WASHINGTON (JTA) — The White House reached out to Jewish groups in a bid to garner support for President Obama’s energy policies.
The conference call on March 31 between Jewish groups and two top energy policy officials, Heather Zichal and Shoshana Lew, came a day after Obama outlined a program that would reduce U.S. reliance on foreign oil by a third by 2025.
Zichal is Obama’s deputy assistant for energy and climate change; Lew is a senior policy adviser on climate change.
Republicans, holding the majority in the U.S. House of Representatives, have slammed the president’s proposals as a recipe for spending on untested theories and want Obama to expand domestic drilling.
The Obama administration is reaching out to interest communities, including the Jewish community, which long have supported energy independence in a bid to pressure Congress to take up some of the proposals.
Zichal said there was room for expanding domestic drilling, but not as broadly as Republicans would like.
"We’re working to ensuire more offshore oil production as long as it’s done safely," she said. "We can’t just drill our way out of this crisis."
In a meeting with reporters earlier the same day, U.S. Secretary of Energy Steven Chu told JTA that the Obama administration was ready to explore alternatives with countries such as Israel that are on the cutting edge of their development.
"We welcome any collaboration," he said.
The American Jewish Committee praised Obama’s initiative.

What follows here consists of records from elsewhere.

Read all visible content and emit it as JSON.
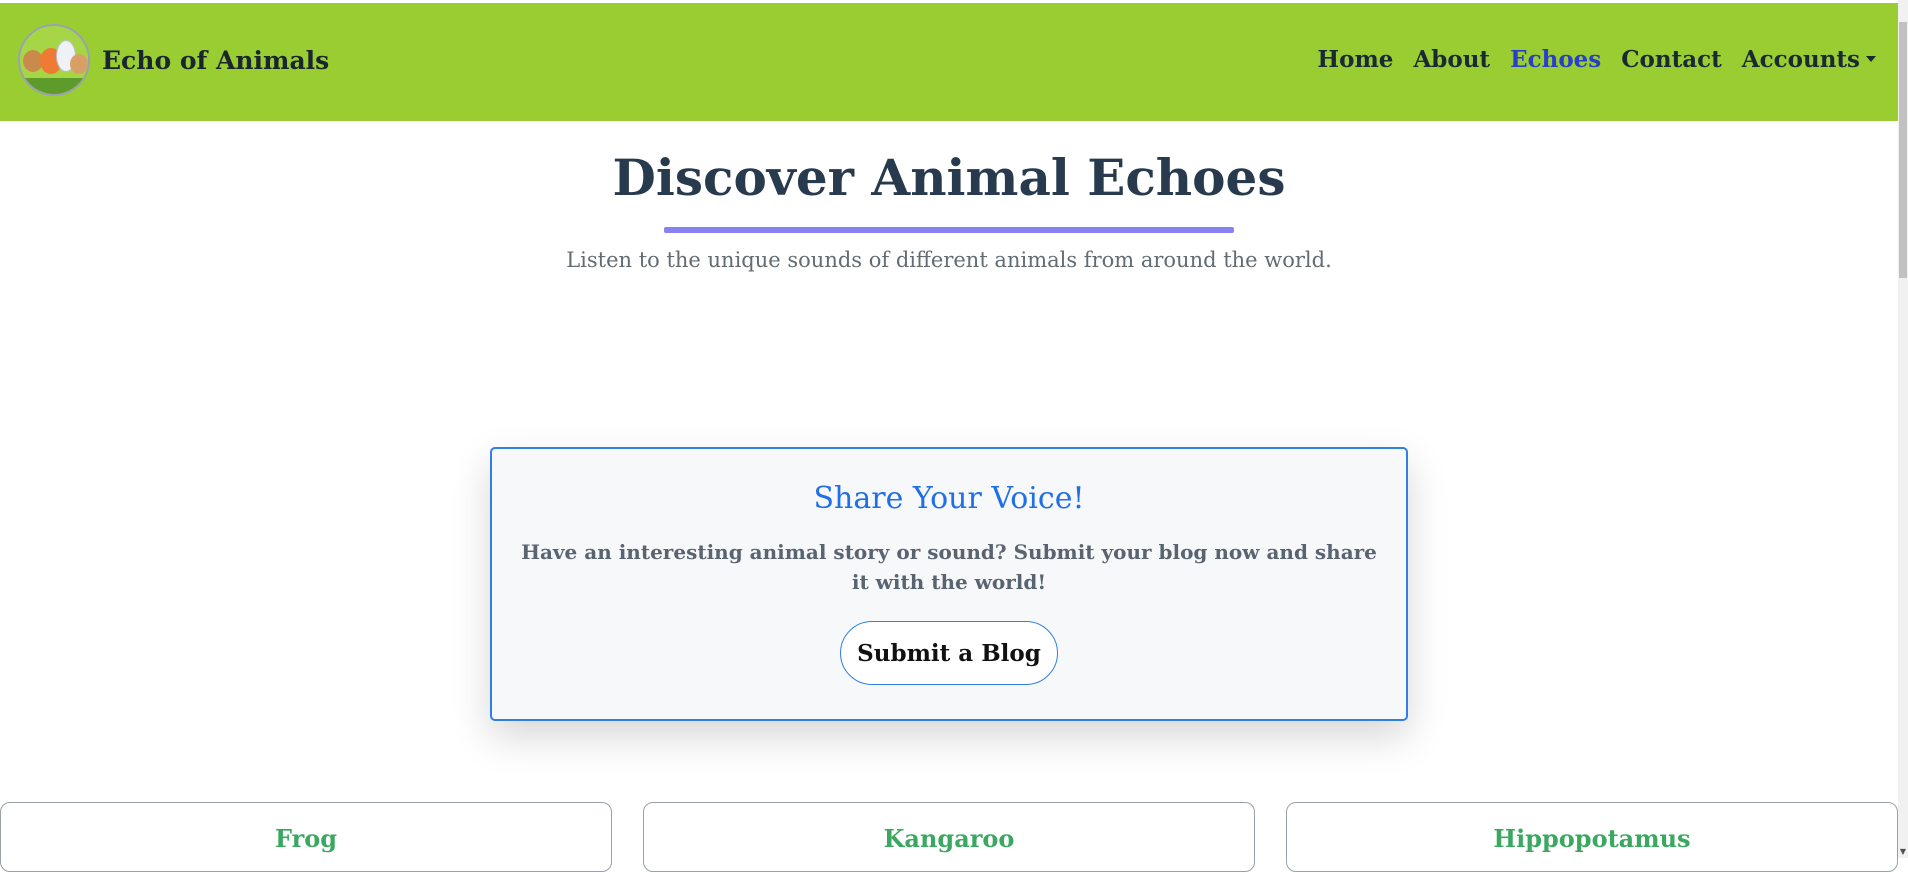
{
  "brand": {
    "name": "Echo of Animals"
  },
  "nav": {
    "items": [
      {
        "label": "Home",
        "active": false
      },
      {
        "label": "About",
        "active": false
      },
      {
        "label": "Echoes",
        "active": true
      },
      {
        "label": "Contact",
        "active": false
      },
      {
        "label": "Accounts",
        "active": false,
        "dropdown": true
      }
    ]
  },
  "hero": {
    "title": "Discover Animal Echoes",
    "subtitle": "Listen to the unique sounds of different animals from around the world."
  },
  "share": {
    "title": "Share Your Voice!",
    "text": "Have an interesting animal story or sound? Submit your blog now and share it with the world!",
    "button_label": "Submit a Blog"
  },
  "animals": [
    {
      "name": "Frog"
    },
    {
      "name": "Kangaroo"
    },
    {
      "name": "Hippopotamus"
    }
  ],
  "colors": {
    "navbar_bg": "#9acd32",
    "active_link": "#2a3fc9",
    "accent_blue": "#1f6fe8",
    "underline": "#8882f0",
    "animal_title": "#3aa860"
  }
}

“We agree wholeheartedly with President Obama’s clarion call to diminish our dependence on oil from hostile nations and change the way Americans consume energy,” said Richard Foltin, AJC’s national affairs and legislative director. “Comprehensive energy proposals have been offered many times since 1973 and allowed to falter. This time the nation must muster the will to act in unison on this critical issue.”